CHIANG MAI— Supporters of Thailand’s ruling party are eager to vote Sunday, to demonstrate how popular the prime minister remains despite the protests in Bangkok. In the major northern city of Chiang Mai, supporters say if the courts or military intervene to depose the government, they are prepared to fight back.
In Chiang Mai, a spike in tourist arrivals is a sure sign of foreigners seeking safer destinations in Thailand amid worries of trouble in Bangkok from anti-government protesters.
But the region's laid back image as a tranquil retreat could change, according to supporters of Prime Minister Yingluck Shinawatra's party known as the Red Shirts.
Former police sergeant turned Chiang Mai Red Shirt leader Pichet Tanwon claims that a half-million armed supporters are prepared to go to battle to protect the prime minister if the military attempts a coup. They say they will defend her and her party from their northern stronghold.

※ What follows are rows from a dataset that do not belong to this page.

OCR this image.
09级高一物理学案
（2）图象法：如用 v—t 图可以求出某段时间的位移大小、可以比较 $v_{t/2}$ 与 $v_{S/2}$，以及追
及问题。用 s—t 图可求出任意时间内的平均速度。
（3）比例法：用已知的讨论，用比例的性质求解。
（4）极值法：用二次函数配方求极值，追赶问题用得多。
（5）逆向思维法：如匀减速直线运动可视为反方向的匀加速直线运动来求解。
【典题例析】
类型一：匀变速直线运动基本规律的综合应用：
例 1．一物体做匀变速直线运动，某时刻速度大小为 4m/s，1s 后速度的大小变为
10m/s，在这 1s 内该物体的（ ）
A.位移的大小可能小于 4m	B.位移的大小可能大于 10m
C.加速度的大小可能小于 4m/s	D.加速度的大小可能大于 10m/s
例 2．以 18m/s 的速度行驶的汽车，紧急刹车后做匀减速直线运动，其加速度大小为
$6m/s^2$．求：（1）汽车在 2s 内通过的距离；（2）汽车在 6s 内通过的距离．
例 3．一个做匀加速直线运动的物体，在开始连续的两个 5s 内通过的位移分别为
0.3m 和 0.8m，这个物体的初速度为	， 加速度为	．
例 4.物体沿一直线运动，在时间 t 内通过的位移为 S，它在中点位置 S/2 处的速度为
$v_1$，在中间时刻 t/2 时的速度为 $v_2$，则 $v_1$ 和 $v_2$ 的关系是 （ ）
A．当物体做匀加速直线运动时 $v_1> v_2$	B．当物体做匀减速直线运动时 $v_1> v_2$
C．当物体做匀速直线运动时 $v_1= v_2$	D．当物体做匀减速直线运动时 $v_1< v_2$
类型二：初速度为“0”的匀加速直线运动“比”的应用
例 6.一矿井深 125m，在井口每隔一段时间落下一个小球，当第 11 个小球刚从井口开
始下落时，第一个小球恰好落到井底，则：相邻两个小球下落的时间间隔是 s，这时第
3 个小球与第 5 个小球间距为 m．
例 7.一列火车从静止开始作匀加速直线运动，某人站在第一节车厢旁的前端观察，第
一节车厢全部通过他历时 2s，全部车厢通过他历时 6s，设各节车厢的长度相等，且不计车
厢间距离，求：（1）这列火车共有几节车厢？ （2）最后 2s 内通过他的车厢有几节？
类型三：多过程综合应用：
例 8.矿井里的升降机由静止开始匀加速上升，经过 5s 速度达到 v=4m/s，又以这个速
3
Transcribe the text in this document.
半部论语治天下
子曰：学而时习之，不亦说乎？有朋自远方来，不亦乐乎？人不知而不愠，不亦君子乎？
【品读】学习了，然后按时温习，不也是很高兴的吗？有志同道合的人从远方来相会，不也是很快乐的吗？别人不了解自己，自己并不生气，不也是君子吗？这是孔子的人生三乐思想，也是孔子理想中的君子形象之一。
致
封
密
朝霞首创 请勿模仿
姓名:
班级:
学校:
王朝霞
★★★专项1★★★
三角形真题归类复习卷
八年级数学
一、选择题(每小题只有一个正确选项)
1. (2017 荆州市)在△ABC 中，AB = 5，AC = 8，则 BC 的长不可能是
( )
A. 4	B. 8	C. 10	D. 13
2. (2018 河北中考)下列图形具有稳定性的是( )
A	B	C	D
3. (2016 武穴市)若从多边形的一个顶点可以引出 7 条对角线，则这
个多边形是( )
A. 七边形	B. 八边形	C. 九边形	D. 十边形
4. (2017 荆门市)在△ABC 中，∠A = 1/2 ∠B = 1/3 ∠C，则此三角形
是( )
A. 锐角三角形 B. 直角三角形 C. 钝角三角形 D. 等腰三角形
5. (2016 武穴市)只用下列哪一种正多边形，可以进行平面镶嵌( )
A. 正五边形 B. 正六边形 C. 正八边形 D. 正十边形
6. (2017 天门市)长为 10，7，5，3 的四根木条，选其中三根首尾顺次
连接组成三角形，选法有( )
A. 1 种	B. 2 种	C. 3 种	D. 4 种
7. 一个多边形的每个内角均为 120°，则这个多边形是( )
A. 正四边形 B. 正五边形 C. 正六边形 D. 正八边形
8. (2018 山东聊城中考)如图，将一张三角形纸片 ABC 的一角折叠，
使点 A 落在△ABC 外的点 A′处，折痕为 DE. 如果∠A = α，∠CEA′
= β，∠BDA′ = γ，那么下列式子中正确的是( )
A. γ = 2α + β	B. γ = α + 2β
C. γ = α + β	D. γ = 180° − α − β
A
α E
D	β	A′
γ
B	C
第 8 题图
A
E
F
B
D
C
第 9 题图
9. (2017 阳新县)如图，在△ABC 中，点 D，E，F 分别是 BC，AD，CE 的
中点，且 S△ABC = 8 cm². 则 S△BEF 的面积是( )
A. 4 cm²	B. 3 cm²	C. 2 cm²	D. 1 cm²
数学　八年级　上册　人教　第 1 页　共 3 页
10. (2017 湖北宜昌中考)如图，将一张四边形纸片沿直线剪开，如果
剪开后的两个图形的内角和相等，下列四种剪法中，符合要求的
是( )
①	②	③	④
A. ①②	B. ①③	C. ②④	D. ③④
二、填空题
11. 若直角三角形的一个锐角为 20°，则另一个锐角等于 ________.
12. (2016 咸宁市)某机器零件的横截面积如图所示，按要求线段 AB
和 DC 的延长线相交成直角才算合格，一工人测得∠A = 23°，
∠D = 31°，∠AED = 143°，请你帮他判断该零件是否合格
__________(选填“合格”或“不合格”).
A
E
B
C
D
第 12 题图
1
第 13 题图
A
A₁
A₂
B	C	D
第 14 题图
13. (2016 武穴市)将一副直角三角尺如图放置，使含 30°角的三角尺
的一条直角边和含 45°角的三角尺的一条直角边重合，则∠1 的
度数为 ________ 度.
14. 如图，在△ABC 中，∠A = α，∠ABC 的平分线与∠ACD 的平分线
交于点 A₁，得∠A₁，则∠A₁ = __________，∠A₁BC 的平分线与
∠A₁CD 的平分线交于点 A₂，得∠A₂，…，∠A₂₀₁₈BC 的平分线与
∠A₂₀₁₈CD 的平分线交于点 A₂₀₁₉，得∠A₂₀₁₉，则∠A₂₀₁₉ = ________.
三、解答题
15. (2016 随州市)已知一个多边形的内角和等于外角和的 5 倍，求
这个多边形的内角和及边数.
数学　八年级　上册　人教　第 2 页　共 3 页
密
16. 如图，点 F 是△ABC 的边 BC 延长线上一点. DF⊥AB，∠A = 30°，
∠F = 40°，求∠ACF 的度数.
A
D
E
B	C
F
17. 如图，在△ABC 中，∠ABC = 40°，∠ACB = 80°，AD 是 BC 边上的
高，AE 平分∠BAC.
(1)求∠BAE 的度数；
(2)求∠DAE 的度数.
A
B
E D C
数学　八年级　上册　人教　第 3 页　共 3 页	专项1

“The Red Shirt people will fight," he said. "We will not let the coup happen to destroy our society and our country, and we have many strategies to fight, but now we cannot make public our plans how we are going to battle.”
Despite a failed rice-buying scheme that's left thousands of farmers without payment and the country deep in debt, support for the Pheu Thai remains strong in much of northern Thailand.
Just a few kilometers from Yingluck's Chiang Mai hometown, a gathering of politicians and Red Shirt supporters holds a candlelight demonstration at a district police station.
First time candidate Anog Jaichauy, whose Co-operative Power Party is one of many grass-roots contenders allied with the ruling party, said the Bangkok protesters who oppose the vote are being manipulated.
“The situation in Bangkok is chaos right now because the protest group is actually being used by the elitist to cause the problems in our country and against the democratic system," she said. "They abuse our right to vote.”
After months of protests accusing the government of corruption and its supporters of ignorance, passions are running high. As the peaceful evening ceremony winds up, tempers flare.
“I want Thailand to have the elections on February 2. I don't want Thailand to get confused. We should hold the election for democracy. Democracy comes from the people's votes,” said Sawat Yodkham, a farmer and Red Shirt supporter.
Thailand's elections Sunday are aimed at resolving the country's political deadlock, but the passions on display here indicate the divide will continue, despite the vote.